US ambassador Nancy Powell resigns after diplomatic row

US ambassador Nancy Powell resigns after diplomatic row

File photo of Nancy Powell

The U.S. ambassador to India has resigned just a week before India starts voting for its next government.  Nancy Powell's two-year tenure in India ends  as the two countries are still trying to mend ties following the diplomatic spat over the arrest of diplomat Devyani Khobragade  in New York.

In Washington, State Department Deputy Spokeswoman Marie Harf denied Powell's decision had anything to do with tensions between the two countries.  "It is in no way related to any tension, any recent situations," Ms Harf said.

 Relations between the world's largest democracies plunged  in December, when Ms Khobragade, India's deputy consul general in New York, was arrested in Manhattan and strip-searched. She was accused of lying on visa forms so she could bring her maid to the U.S., paying her a pittance while forcing her to work long hours. Ms Khobragade has denied any wrongdoing and she has since returned to India.

India took retaliatory measures against the U.S. embassy, including removing the ambassador's exemption from airport security searches.

Analysts said it was clear the position of  Ms Powell, a career diplomat who became the ambassador to India in 2012, had become untenable as a result of the affair.

In a posting on the U.S. Embassy website Monday, Ambassador Nancy Powell gave no reason for her decision but said she had planned it for some time.

Ms Powell met the BJP's Prime Ministerial candidate Narendra Modi in February in Gujarat, ending a decade-long U.S. boycott of  the leader over the 2002 riots that took place on his watch.  Mr Modi is leading opinion polls as the front runner for the country's top job. The US  revoked his visa in 2005 following allegations that he did not do enough to prevent the communal violence.

A Supreme Court inquiry has said there is no evidence of those charges.  A local court has  upheld that  report.

Some reports claimed Ms Powell's meeting with Mr Modi  was delayed by two months because of the row over  Ms Khobragade.  

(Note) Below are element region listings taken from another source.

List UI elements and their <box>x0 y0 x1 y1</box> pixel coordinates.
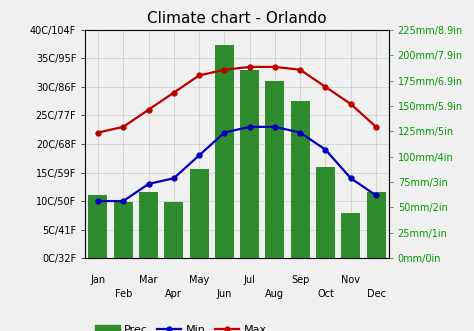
Bar <box>265 80 284 258</box>
Text: Aug: Aug <box>265 289 284 299</box>
Bar <box>291 101 310 258</box>
Text: Jan: Jan <box>91 275 106 285</box>
Bar <box>89 195 108 258</box>
Bar <box>164 202 183 258</box>
Text: Apr: Apr <box>165 289 182 299</box>
Text: Jul: Jul <box>244 275 255 285</box>
Text: Sep: Sep <box>291 275 310 285</box>
Text: Oct: Oct <box>317 289 334 299</box>
Legend: Prec, Min, Max: Prec, Min, Max <box>91 320 271 331</box>
Bar <box>366 192 385 258</box>
Bar <box>114 202 133 258</box>
Bar <box>240 71 259 258</box>
Title: Climate chart - Orlando: Climate chart - Orlando <box>147 11 327 26</box>
Bar <box>316 167 335 258</box>
Bar <box>215 45 234 258</box>
Bar <box>190 169 209 258</box>
Bar <box>139 192 158 258</box>
Text: Feb: Feb <box>115 289 132 299</box>
Text: Nov: Nov <box>341 275 360 285</box>
Bar <box>341 213 360 258</box>
Text: Jun: Jun <box>217 289 232 299</box>
Text: Mar: Mar <box>139 275 158 285</box>
Text: Dec: Dec <box>366 289 385 299</box>
Text: May: May <box>189 275 209 285</box>
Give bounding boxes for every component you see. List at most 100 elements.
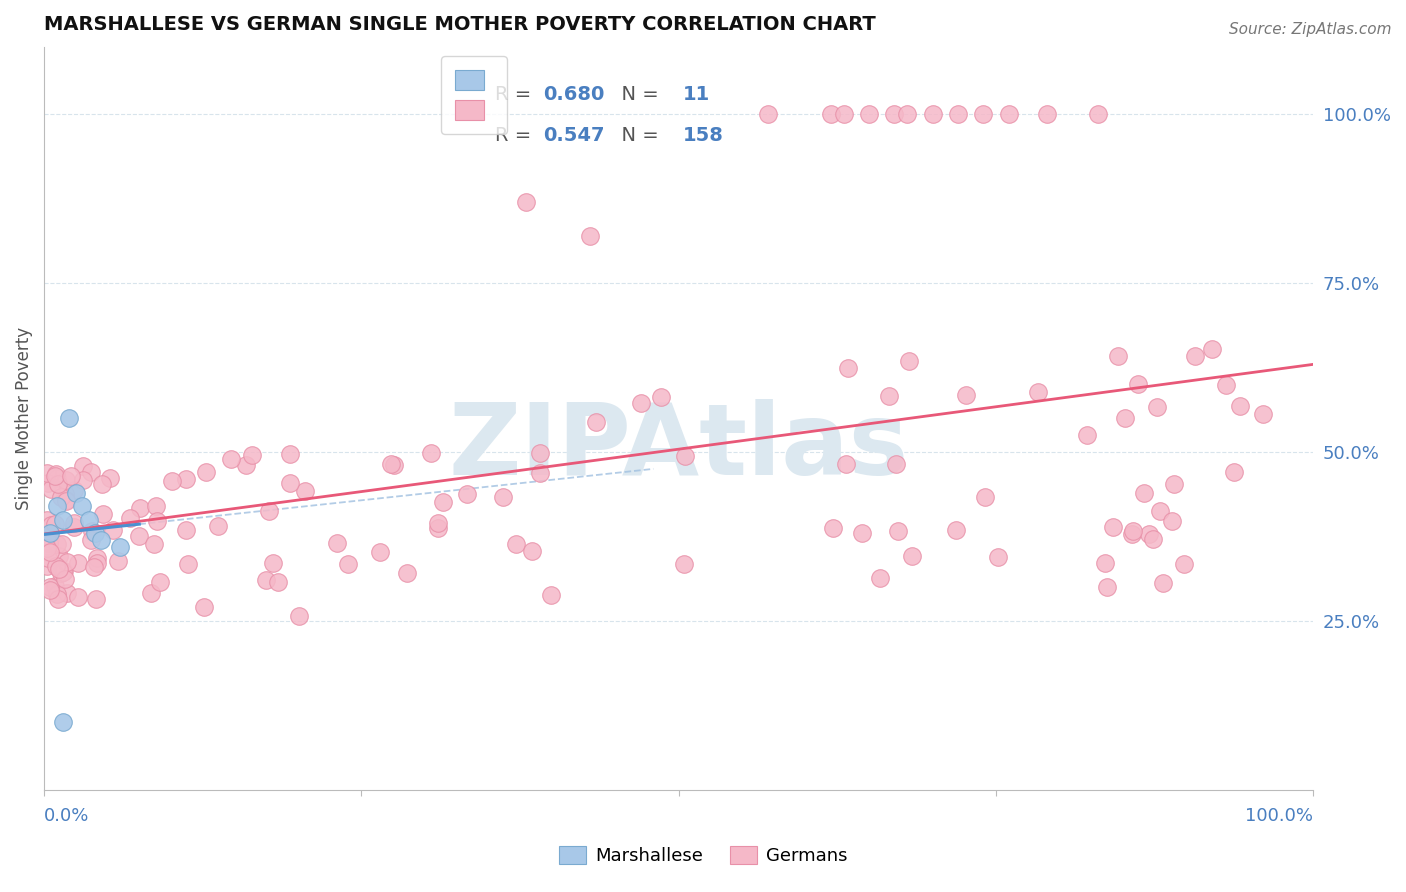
- Point: [380, 458, 402, 472]
- Point: [974, 490, 997, 504]
- Point: [118, 511, 141, 525]
- Point: [288, 608, 311, 623]
- Point: [128, 529, 150, 543]
- Point: [44, 468, 66, 483]
- Point: [254, 573, 277, 587]
- Point: [79, 466, 101, 480]
- Point: [39, 526, 62, 541]
- Point: [35, 558, 58, 573]
- Point: [1142, 532, 1164, 546]
- Point: [877, 389, 900, 403]
- Text: N =: N =: [609, 127, 665, 145]
- Point: [529, 446, 551, 460]
- Point: [41, 482, 63, 496]
- Point: [52, 565, 75, 579]
- Point: [39, 517, 62, 532]
- Point: [145, 514, 167, 528]
- Point: [35, 541, 58, 555]
- Point: [86, 556, 108, 570]
- Point: [426, 521, 449, 535]
- Point: [174, 473, 197, 487]
- Point: [44, 517, 66, 532]
- Point: [48, 562, 70, 576]
- Point: [58, 411, 80, 425]
- Point: [837, 360, 859, 375]
- Point: [86, 592, 108, 607]
- Point: [235, 458, 257, 472]
- Point: [55, 555, 77, 569]
- Point: [756, 107, 779, 121]
- Point: [48, 549, 70, 563]
- Point: [53, 487, 76, 501]
- Point: [91, 477, 114, 491]
- Point: [1122, 524, 1144, 539]
- Point: [38, 545, 60, 559]
- Point: [1146, 401, 1168, 415]
- Point: [56, 585, 79, 599]
- Point: [540, 588, 562, 602]
- Point: [395, 566, 418, 580]
- Point: [456, 487, 478, 501]
- Point: [55, 494, 77, 508]
- Text: 158: 158: [682, 127, 723, 145]
- Legend: , : ,: [441, 56, 508, 135]
- Point: [35, 528, 58, 542]
- Point: [35, 539, 58, 553]
- Point: [39, 582, 62, 597]
- Point: [77, 513, 100, 527]
- Text: N =: N =: [609, 86, 665, 104]
- Point: [1035, 107, 1057, 121]
- Point: [1152, 576, 1174, 591]
- Point: [83, 560, 105, 574]
- Point: [46, 476, 69, 491]
- Point: [505, 537, 527, 551]
- Point: [257, 503, 280, 517]
- Point: [52, 513, 75, 527]
- Point: [266, 575, 288, 590]
- Point: [174, 523, 197, 537]
- Point: [972, 107, 994, 121]
- Point: [45, 537, 67, 551]
- Point: [1087, 107, 1109, 121]
- Point: [1223, 465, 1246, 479]
- Point: [38, 533, 60, 547]
- Point: [193, 600, 215, 615]
- Point: [955, 388, 977, 402]
- Point: [101, 523, 124, 537]
- Point: [51, 536, 73, 550]
- Point: [194, 465, 217, 479]
- Point: [59, 469, 82, 483]
- Point: [128, 501, 150, 516]
- Point: [858, 107, 880, 121]
- Text: 100.0%: 100.0%: [1246, 806, 1313, 825]
- Point: [37, 551, 59, 566]
- Point: [66, 556, 89, 570]
- Point: [149, 574, 172, 589]
- Point: [55, 473, 77, 487]
- Point: [219, 451, 242, 466]
- Text: R =: R =: [495, 127, 537, 145]
- Point: [1184, 349, 1206, 363]
- Point: [52, 715, 75, 730]
- Point: [1114, 410, 1136, 425]
- Point: [419, 446, 441, 460]
- Point: [515, 195, 537, 210]
- Point: [52, 564, 75, 578]
- Point: [160, 474, 183, 488]
- Point: [426, 516, 449, 530]
- Point: [35, 467, 58, 481]
- Point: [145, 499, 167, 513]
- Point: [278, 476, 301, 491]
- Point: [37, 476, 59, 491]
- Point: [177, 557, 200, 571]
- Point: [886, 524, 908, 538]
- Point: [673, 449, 696, 463]
- Point: [921, 107, 943, 121]
- Point: [832, 107, 855, 121]
- Point: [1102, 520, 1125, 534]
- Point: [44, 578, 66, 592]
- Text: 0.680: 0.680: [543, 86, 605, 104]
- Point: [46, 586, 69, 600]
- Point: [900, 549, 922, 563]
- Point: [294, 484, 316, 499]
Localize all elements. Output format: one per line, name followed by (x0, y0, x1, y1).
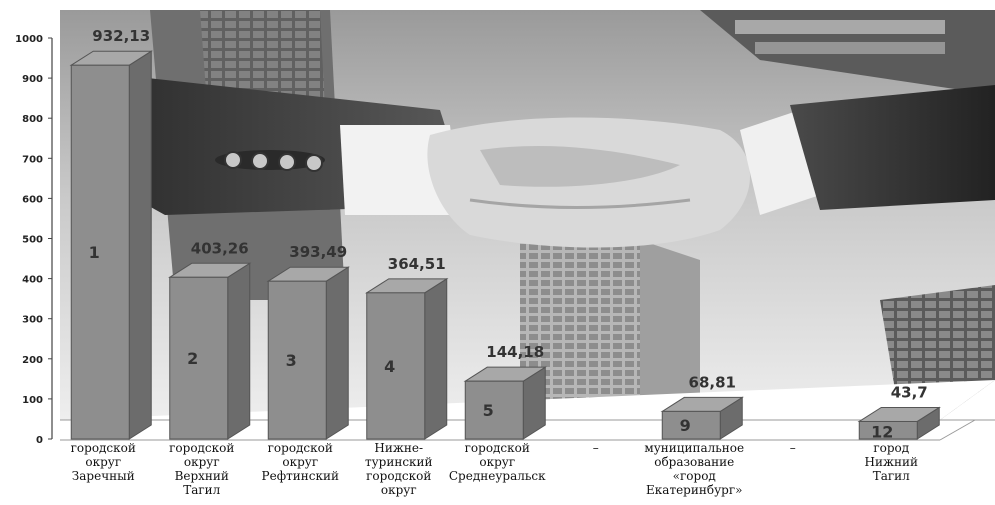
x-tick-label: город Нижний Тагил (865, 441, 919, 483)
data-label: 403,26 (191, 239, 249, 257)
y-tick-label: 400 (22, 275, 43, 286)
x-tick-label: – (790, 441, 796, 455)
bar-rank-label: 3 (286, 351, 297, 370)
bar (367, 293, 425, 439)
x-tick-label: муниципальное образование «город Екатеринбу… (644, 441, 744, 497)
y-tick-label: 700 (22, 154, 43, 165)
data-label: 364,51 (388, 255, 446, 273)
data-label: 68,81 (689, 373, 736, 391)
x-tick-label: – (593, 441, 599, 455)
category-labels: городской округ Заречный городской округ Верх… (71, 441, 918, 497)
y-tick-label: 500 (22, 235, 43, 246)
y-tick-label: 0 (36, 435, 43, 446)
data-label: 932,13 (92, 27, 150, 45)
bar-rank-label: 4 (384, 357, 395, 376)
bar (71, 65, 129, 439)
y-tick-label: 800 (22, 114, 43, 125)
x-tick-label: Нижне-туринский городской округ (365, 441, 433, 497)
x-tick-label: городской округ Рефтинский (262, 441, 339, 483)
bar (662, 411, 720, 439)
bar (170, 277, 228, 439)
bar-group: 932,13 1 (71, 27, 151, 439)
y-tick-label: 900 (22, 74, 43, 85)
data-label: 43,7 (891, 383, 928, 401)
y-tick-label: 600 (22, 194, 43, 205)
y-tick-label: 300 (22, 315, 43, 326)
bar (268, 281, 326, 439)
bar-side (228, 263, 250, 439)
x-tick-label: городской округ Заречный (71, 441, 136, 483)
bar-side (129, 51, 151, 439)
bar-side (326, 267, 348, 439)
y-tick-label: 1000 (15, 34, 43, 45)
y-tick-label: 100 (22, 395, 43, 406)
data-label: 393,49 (289, 243, 347, 261)
data-label: 144,18 (486, 343, 544, 361)
x-tick-label: городской округ Верхний Тагил (169, 441, 234, 497)
bar-rank-label: 2 (187, 349, 198, 368)
bar-group: 403,26 2 (170, 239, 250, 439)
bar-side (425, 279, 447, 439)
y-axis-ticks: 0 100 200 300 400 500 600 700 800 900 1000 (15, 34, 52, 446)
bar-rank-label: 9 (680, 416, 691, 435)
bar-rank-label: 1 (89, 243, 100, 262)
bar-rank-label: 5 (483, 401, 494, 420)
x-tick-label: городской округ Среднеуральск (449, 441, 546, 483)
bar (465, 381, 523, 439)
y-tick-label: 200 (22, 355, 43, 366)
bar-rank-label: 12 (871, 422, 893, 441)
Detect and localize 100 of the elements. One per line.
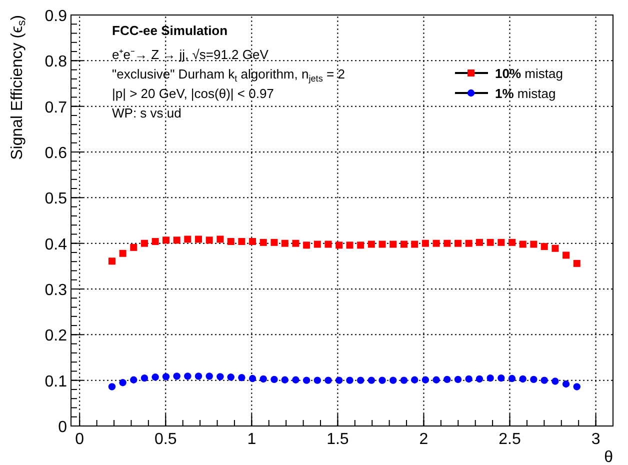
point [130,244,138,251]
point [465,375,472,383]
y-tick-label: 0.1 [44,373,68,390]
point [476,238,483,246]
point [249,238,256,246]
point [498,238,505,246]
point [130,376,138,384]
y-tick-label: 0.9 [44,8,68,25]
point [162,236,170,244]
y-tick-label: 0.7 [44,99,68,116]
point [411,240,418,248]
point [270,376,278,384]
point [422,240,429,247]
point [552,244,559,252]
annotation: |p| > 20 GeV, |cos(θ)| < 0.97 [112,86,274,101]
y-tick-label: 0.3 [44,282,68,299]
point [540,376,548,384]
y-tick-label: 0.2 [44,328,68,345]
point [227,238,234,246]
point [119,250,126,257]
x-tick-label: 0.5 [154,431,177,448]
point [540,243,548,250]
x-tick-label: 3 [591,431,600,448]
y-tick-label: 0.4 [44,236,68,254]
point [140,374,148,382]
point [346,242,354,249]
point [302,376,310,384]
point [346,376,354,384]
point [552,378,559,385]
point [400,240,408,248]
point [422,376,430,384]
point [486,374,494,382]
point [184,372,192,380]
point [292,240,300,247]
point [432,240,440,247]
point [194,372,202,380]
point [476,375,484,383]
y-tick-label: 0.5 [44,190,68,208]
point [573,260,580,267]
point [368,240,375,248]
x-axis-title: θ [604,449,614,465]
point [281,376,288,384]
point [206,236,213,244]
point [454,240,462,247]
point [562,380,570,388]
point [530,376,538,384]
point [573,383,580,390]
point [498,374,505,382]
point [378,376,386,384]
point [562,252,570,259]
point [324,240,332,248]
point [162,373,170,380]
point [335,376,343,384]
point [173,372,180,380]
annotation: e⁺e⁻→ Z → jj, √s=91.2 GeV [112,47,269,62]
y-tick-label: 0 [58,419,68,436]
point [227,374,234,381]
point [454,376,462,384]
point [314,376,321,384]
point [292,376,300,384]
point [508,238,516,246]
point [444,376,451,384]
x-tick-label: 0 [75,431,84,448]
point [357,242,364,249]
point [238,374,246,382]
point [336,242,343,249]
point [432,376,440,384]
point [270,238,278,246]
point [411,376,418,384]
point [378,240,386,248]
point [108,383,116,390]
point [216,373,224,380]
point [390,376,397,384]
y-tick-label: 0.8 [44,54,68,71]
point [119,379,126,386]
legend-label: 1% mistag [495,86,556,101]
point [184,236,192,243]
point [390,240,397,248]
point [206,372,213,380]
point [248,374,256,382]
point [465,240,472,247]
point [400,376,408,384]
point [519,375,526,383]
point [281,240,288,247]
point [260,375,267,383]
point [530,240,538,248]
annotation: WP: s vs ud [112,106,182,120]
point [140,240,148,247]
point [444,240,451,247]
point [314,240,321,248]
point [238,238,246,246]
point [152,238,159,246]
point [486,238,494,246]
point [508,374,516,382]
point [519,240,526,248]
point [216,236,224,243]
point [195,236,202,243]
y-tick-label: 0.6 [44,145,68,162]
text: FCC-ee Simulation [112,23,228,38]
x-tick-label: 2 [419,431,428,448]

In 2010, President Barack Obama declared that the U.S.-Indian relationship would be "one of the defining partnerships of the 21st century."  Analysts say New Delhi has been keen for the US to replace Ms Powell in a timely manner with "a heavy-hitter" to show it considered India a real strategic partner

"If India is to be one of the defining partnerships of the 21st century, we should send out diplomats that send that signal and carry that influence and gravitas that are needed," said Persis Khambatta of the Center for Strategic and International Studies think tank in Washington.